Snowden read large swaths of the letter to MGC and also elaborated on the argument that the NYT story has no place in a suitability hearing.
“I think we can all agree that the media of today is not what it was 20 years ago. Whether you are Republican, Independent, Democrat, conservative, moderate, or liberal, it is largely biased and political and not, in and of itself, a reliable source for decision making or drawing conclusions on important topics,” Snowden said. “There needs to be objectivity and balance and a thorough review of both sides of any issue. Relying on biased, sensationalized news stories and editorials to render a suitability decision on a marketing partner and/or licensee would establish a very dangerous precedent for the Commonwealth and for our industry.”
The alleged bias of the New York Times seemed to be a key argument for Snowden and Penn, however, MGC commissioners were quick to decry the story played an outsized role in their assessment of the Barstool brand.
Commissioner Eileen O’Brien was particularly vocal on this matter, noting she had expressed her concerns about the Barstool brand to Snowden directly once it was announced.
“I understand and I appreciate the detail that you’ve given us and concerns to a New York Times article. That was not the only reason that I raised the issue and it’s not the first time I raised the issue. I raised the issue as far back as Q3 of 2021,” she observed.
After that, Snowden entertained questions from the commissioners who all voiced concerns about what the media brand has been doing in terms of promoting the sportsbook. When they asked broad questions about why Penn would associate with such a brand, Snowden said it would be difficult to answer without having specific examples as to what the commissioners objected to in terms of content.
He offered up the example of Dan Katz’s “Can’t-Miss Parlay” as something that the Barstool audience understands is satire whereas outsiders may see the comment as a responsible gambling issue.

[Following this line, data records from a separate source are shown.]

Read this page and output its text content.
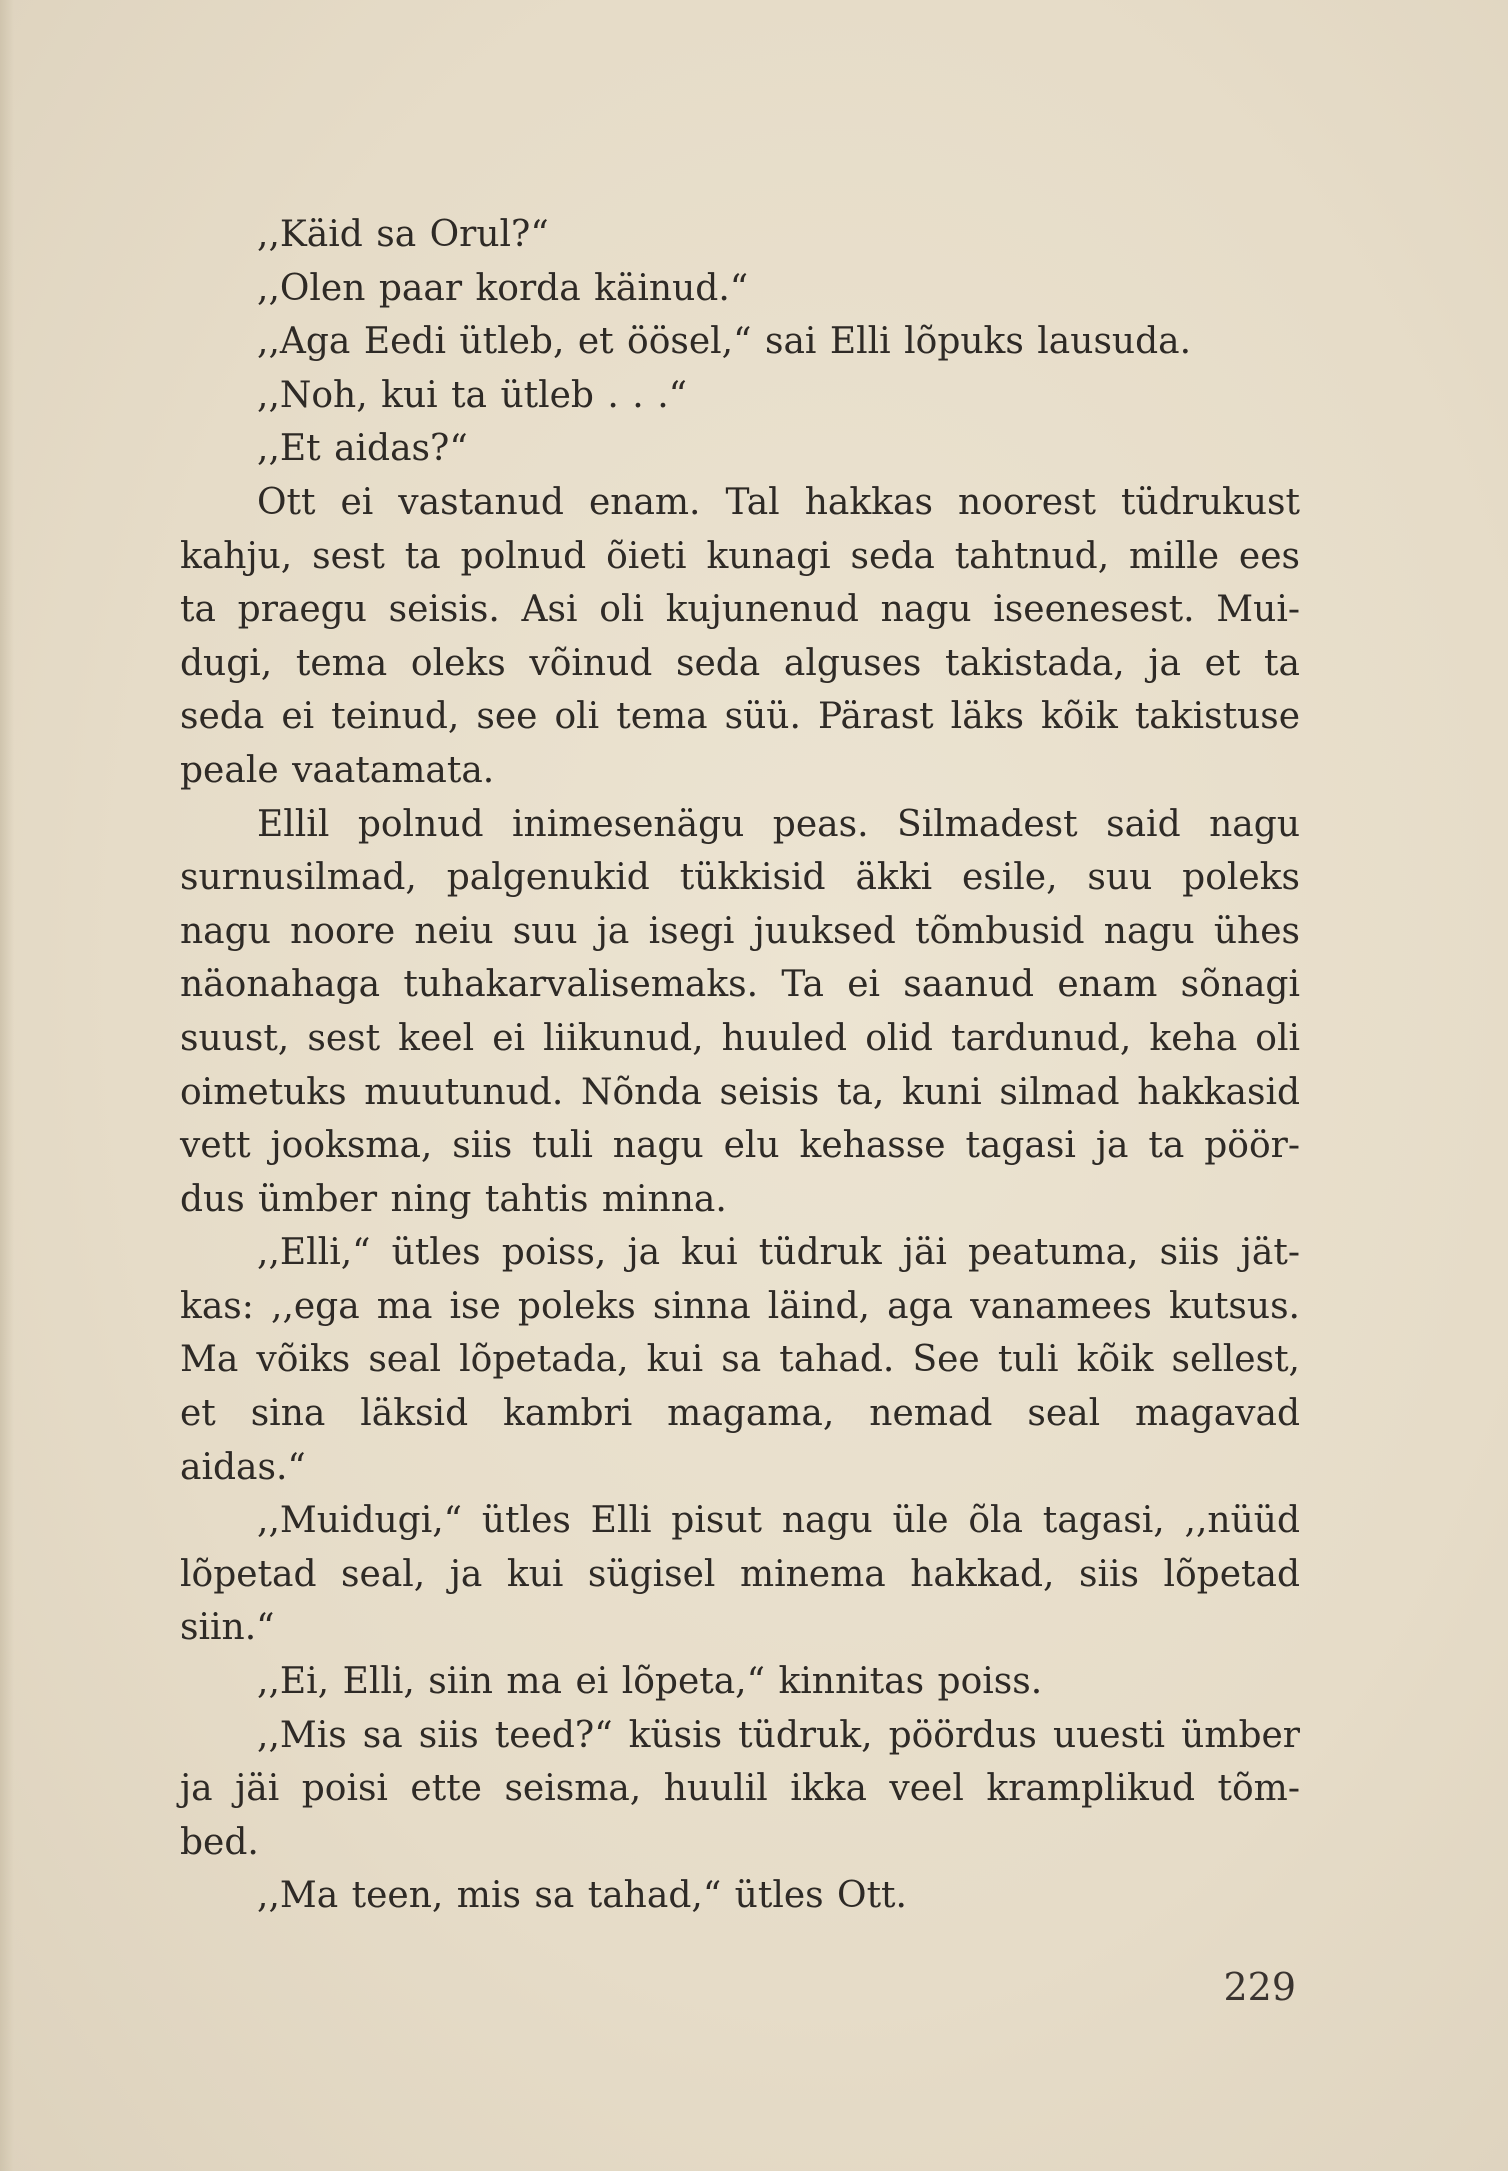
,,Käid sa Orul?“
,,Olen paar korda käinud.“
,,Aga Eedi ütleb, et öösel,“ sai Elli lõpuks lausuda.
,,Noh, kui ta ütleb . . .“
,,Et aidas?“
Ott ei vastanud enam. Tal hakkas noorest tüdrukust
kahju, sest ta polnud õieti kunagi seda tahtnud, mille ees
ta praegu seisis. Asi oli kujunenud nagu iseenesest. Mui-
dugi, tema oleks võinud seda alguses takistada, ja et ta
seda ei teinud, see oli tema süü. Pärast läks kõik takistuse
peale vaatamata.
Ellil polnud inimesenägu peas. Silmadest said nagu
surnusilmad, palgenukid tükkisid äkki esile, suu poleks
nagu noore neiu suu ja isegi juuksed tõmbusid nagu ühes
näonahaga tuhakarvalisemaks. Ta ei saanud enam sõnagi
suust, sest keel ei liikunud, huuled olid tardunud, keha oli
oimetuks muutunud. Nõnda seisis ta, kuni silmad hakkasid
vett jooksma, siis tuli nagu elu kehasse tagasi ja ta pöör-
dus ümber ning tahtis minna.
,,Elli,“ ütles poiss, ja kui tüdruk jäi peatuma, siis jät-
kas: ,,ega ma ise poleks sinna läind, aga vanamees kutsus.
Ma võiks seal lõpetada, kui sa tahad. See tuli kõik sellest,
et sina läksid kambri magama, nemad seal magavad
aidas.“
,,Muidugi,“ ütles Elli pisut nagu üle õla tagasi, ,,nüüd
lõpetad seal, ja kui sügisel minema hakkad, siis lõpetad
siin.“
,,Ei, Elli, siin ma ei lõpeta,“ kinnitas poiss.
,,Mis sa siis teed?“ küsis tüdruk, pöördus uuesti ümber
ja jäi poisi ette seisma, huulil ikka veel kramplikud tõm-
bed.
,,Ma teen, mis sa tahad,“ ütles Ott.
229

Snowden also repeatedly stated he believes the commission might be inundated with bad press about the brand that is overshadowing the good that the company does.
Snowden also addressed the recent actions in Ohio that could result in a $250,000 fine for the company. He admitted fault, citing a lack of communication with the company and the Ohio Casino Control Commission about plans for a live show on the University of Toledo campus. During the event, the company did a live call to action for Ohio bettors to pre-register with Barstool Sportsbook.
“We will pay the fine and we’ll move on,” Snowden said.
While Commissioners Bradford Hill and Jordan Maynard found the Plainridge Park application suitable for a durable (five-year) license, O’Brien was adamant that she was not comfortable with anything but a temporary, one-year license with the condition that Barstool Sports Inc, the media company, would be vetted as a qualified entity by the MGC’s Investigation and Enforcement Bureau. Knowing her stance, the commission agreed to the terms by a 5-0 vote.
This deeper vetting would treat the Barstool media arm as a principle in the organization, something the company has argued against in past jurisdictions. What is interesting to note though is that Snowden said Portnoy and other content creators are actually not employees of Barstool Sports Inc and are instead part of a “loan-out company”. This step-removed approach could impact how much Portnoy and other content creators are vetted in this investigation.
O’Brien raised this issue and noted it would be something to consider as the MGC weighs regulations and whether or not to license third-party affiliates. Snowden said they would be open to that, but only if other operators and their robust list of marketers are treated in the same capacity.
The matter of whether or not the online sportsbook will get a temporary license will not be determined until the new year. The MGC is done with meetings until Jan. 3, 2023.